(continuação do texto de Nise da Silveira - Módulo VII - Casa das Palmeiras - Emoção de Lidar - 1986)
Psicologia C. G. Jung
Outra maneira de ver a terapêutica ocupacional que poderá conduzir a aprofundamentos teóricos terá como ponto de partida a psicologia junguiana.
Jung, ele próprio, nunca explana diretamente qualquer teoria sobre este método terapêutico.
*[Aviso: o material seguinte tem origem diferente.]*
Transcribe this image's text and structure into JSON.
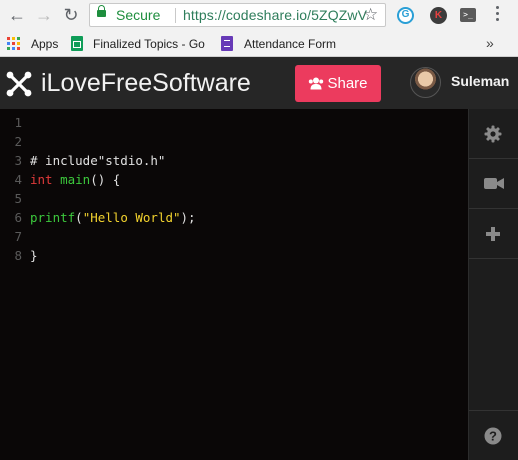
{
  "browser": {
    "secure_label": "Secure",
    "url": "https://codeshare.io/5ZQZwV",
    "extensions": [
      {
        "name": "grammarly-icon",
        "label": "G"
      },
      {
        "name": "k-extension-icon",
        "label": "K"
      },
      {
        "name": "terminal-extension-icon",
        "label": ">_"
      }
    ]
  },
  "bookmarks": {
    "apps_label": "Apps",
    "items": [
      {
        "label": "Finalized Topics - Goo"
      },
      {
        "label": "Attendance Form"
      }
    ]
  },
  "header": {
    "logo_text": "iLoveFreeSoftware",
    "share_label": "Share",
    "user_name": "Suleman"
  },
  "editor": {
    "lines": [
      {
        "num": "1",
        "tokens": []
      },
      {
        "num": "2",
        "tokens": []
      },
      {
        "num": "3",
        "tokens": [
          {
            "type": "pl",
            "text": "# include\"stdio.h\""
          }
        ]
      },
      {
        "num": "4",
        "tokens": [
          {
            "type": "kw",
            "text": "int"
          },
          {
            "type": "pl",
            "text": " "
          },
          {
            "type": "fn",
            "text": "main"
          },
          {
            "type": "pl",
            "text": "() {"
          }
        ]
      },
      {
        "num": "5",
        "tokens": []
      },
      {
        "num": "6",
        "tokens": [
          {
            "type": "fn",
            "text": "printf"
          },
          {
            "type": "pl",
            "text": "("
          },
          {
            "type": "str",
            "text": "\"Hello World\""
          },
          {
            "type": "pl",
            "text": ");"
          }
        ]
      },
      {
        "num": "7",
        "tokens": []
      },
      {
        "num": "8",
        "tokens": [
          {
            "type": "pl",
            "text": "}"
          }
        ]
      }
    ]
  },
  "sidebar": {
    "buttons": [
      {
        "name": "settings-gear-icon"
      },
      {
        "name": "video-camera-icon"
      },
      {
        "name": "add-plus-icon"
      },
      {
        "name": "help-question-icon"
      }
    ]
  },
  "colors": {
    "share_button": "#ec3b5e",
    "header_bg": "#262626",
    "editor_bg": "#0a0707",
    "keyword": "#e03a3a",
    "function": "#3cc83c",
    "string": "#f2d22e"
  }
}
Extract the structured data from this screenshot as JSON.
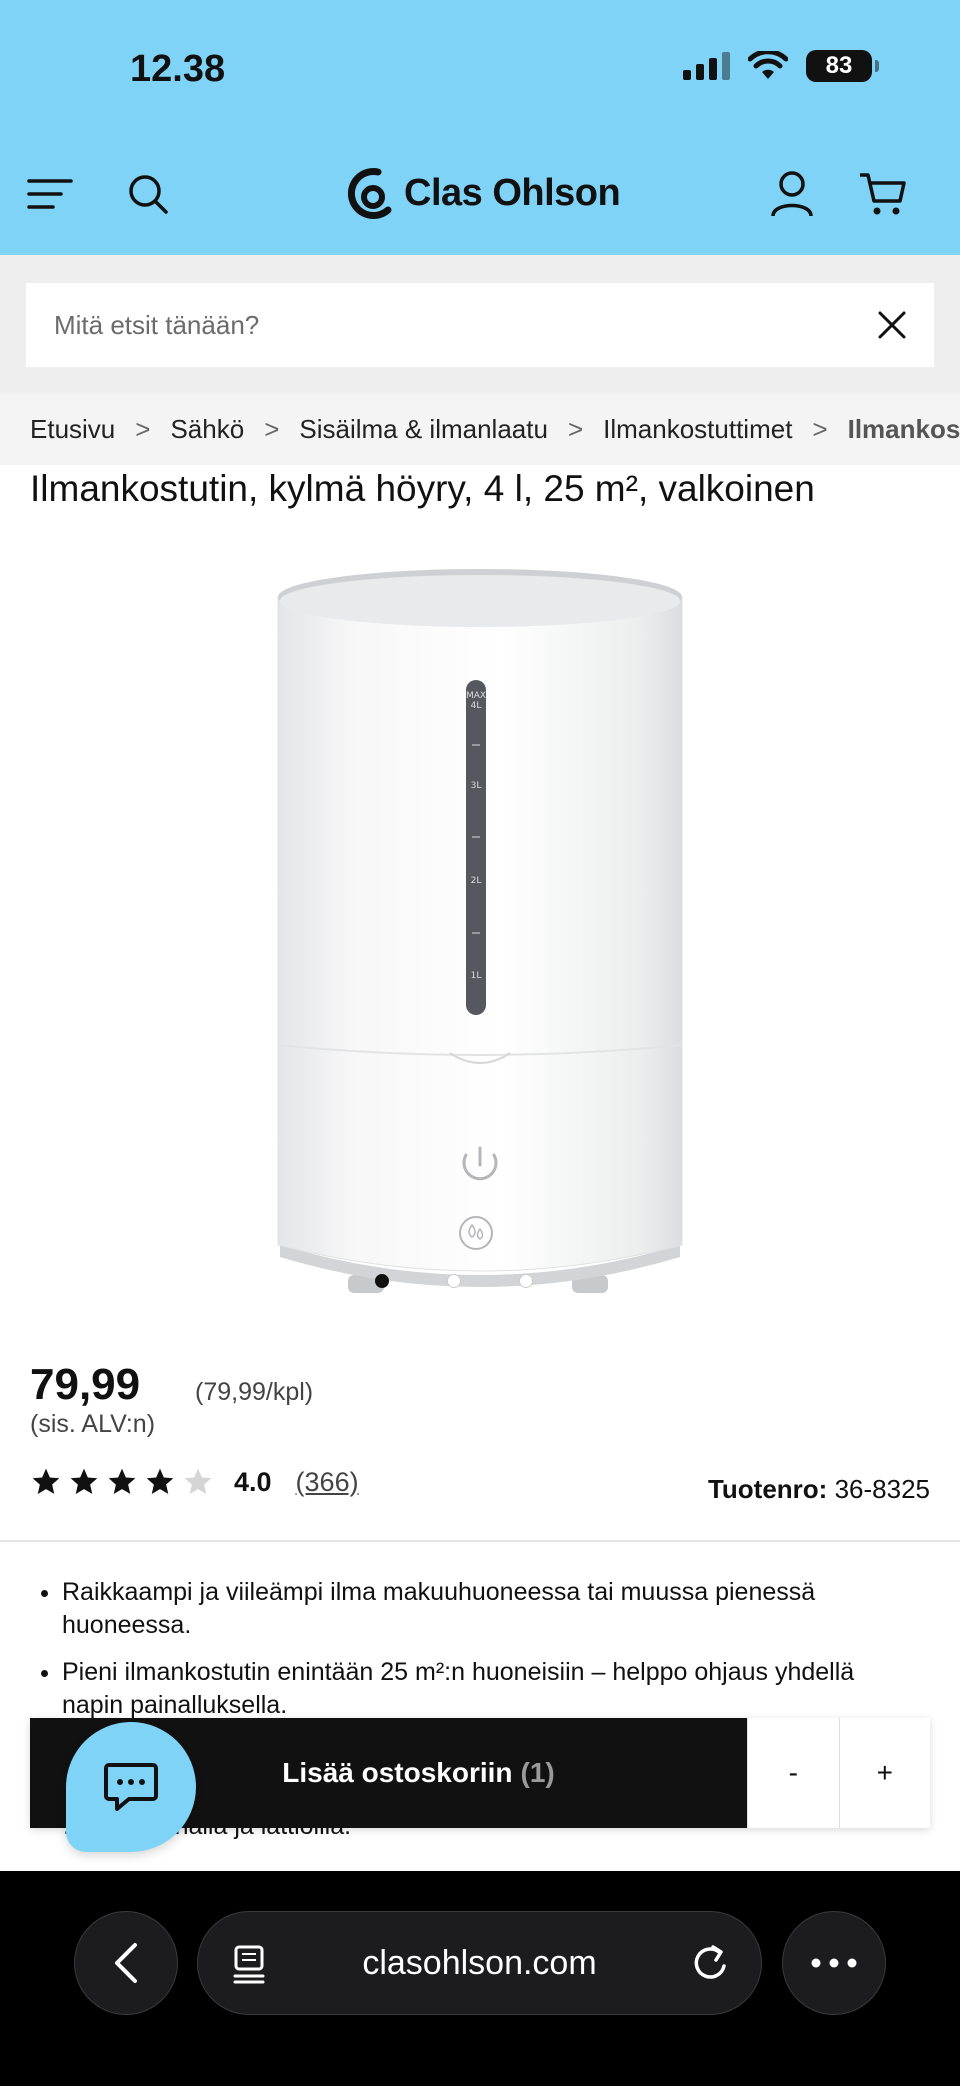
{
  "status_bar": {
    "time": "12.38",
    "battery": "83"
  },
  "header": {
    "logo_text": "Clas Ohlson",
    "icons": [
      "menu-icon",
      "search-icon",
      "account-icon",
      "cart-icon"
    ]
  },
  "search": {
    "placeholder": "Mitä etsit tänään?",
    "value": ""
  },
  "breadcrumb": [
    {
      "label": "Etusivu"
    },
    {
      "label": "Sähkö"
    },
    {
      "label": "Sisäilma & ilmanlaatu"
    },
    {
      "label": "Ilmankostuttimet"
    },
    {
      "label": "Ilmankostuttimet"
    }
  ],
  "product": {
    "title": "Ilmankostutin, kylmä höyry, 4 l, 25 m², valkoinen",
    "price": "79,99",
    "unit_price": "(79,99/kpl)",
    "vat_note": "(sis. ALV:n)",
    "rating_value": "4.0",
    "rating_count": "(366)",
    "rating_stars": 4,
    "rating_max": 5,
    "product_number_label": "Tuotenro:",
    "product_number": "36-8325",
    "image_count": 3,
    "active_image": 1,
    "bullets": [
      "Raikkaampi ja viileämpi ilma makuuhuoneessa tai muussa pienessä huoneessa.",
      "Pieni ilmankostutin enintään 25 m²:n huoneisiin – helppo ohjaus yhdellä napin painalluksella."
    ],
    "partial_text": "…ujen pinnalla ja lattioilla."
  },
  "cart": {
    "add_label": "Lisää ostoskoriin",
    "quantity": "(1)",
    "minus": "-",
    "plus": "+"
  },
  "browser": {
    "url": "clasohlson.com"
  },
  "colors": {
    "header_bg": "#7fd3f7",
    "button_bg": "#111111"
  }
}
Mas sua psicologia está impregnada de atividade e foi a partir de suas idéias que, principalmente, nos inspiramos.
Jung estuda a correlação entre imagens arquetípicas e instintos, pois, diz ele, não há instintos amorfos, cada instinto desenvolvendo sua ação de acordo com a imagem típica que lhe corresponde. Por que então deixar de utilizar a observação dos impulsos arcaicos que, não raro, irrompe nas psicoses e assim apreender às imagens as quais se acham interpenetrados, imagens essas que constituem a chave da situação psicótica de cada doente?
Escutando o doente, estudando suas pinturas e outras produções, o observador verificará que a matéria prima de seus delírios é constituída de idéias e imaginações arquetípicas, soltas ou agrupadas em fragmentos de temas míticos. Se o observador sofre da deformação profissional característica do médico, inclinar-se-á a ver nas criações da imaginação coisas inconsistentes ou patológicas e rotulará apressadamente essas idéias, imaginações e ações como material produzido pela doença. Mas, se tomar posição fora de dogmas preestabelecidos, irá defrontar processos psíquicos surpreendentes. Irá vislumbrar a estrutura mesma da psique, nos seus fundamentos e no seu dinamismo.
Foi o que fez Jung nos seus estudos psiquiátricos. A terapêutica ocupacional muito lucrará em aplicar esses estudos em profundeza e estendê-los no seu campo de trabalho.
Ainda outros dados. A psicoterapia junguiana tem por meta não só a dissolução de conflitos intrapsíquicos e de problemas interpessoais, mas favorece também o desenvolvimento de “sementes criativas” inerentes ao indivíduo e que o ajudam a crescer. Acontece que é justamente em atividades feitas com as mãos que, muitas vezes, se revela a vitalidade dessas “sementes criativas”, segundo presenciamos na Casa das Palmeiras.
Nos neuróticos esse fenômeno se apresenta freqüentemente. Jung escreve: “Se houver alto grau de crispação do consciente, muitas vezes só as mãos são capazes de fantasia”. Quando o ego não se acha muito atingido, a teoria das quatro funções de orientação da consciência no mundo exterior: pensamento, sentimento, sensação, intuição, se bem utilizadas em atividades que as mobilizem de acordo com suas deficiências, poderá ajudar bastante o individuo a obter melhor equilíbrio psíquico.
Parece-me que a psicoterapia conceda ainda muito pouco valor à ação orientada com objetivo terapêutico. Despreza um belo campo de pesquisa.
Aplicando à terapêutica ocupacional as descobertas de Jung abrem-se novas perspectivas para este método, tanto para neuróticos como para psicóticos.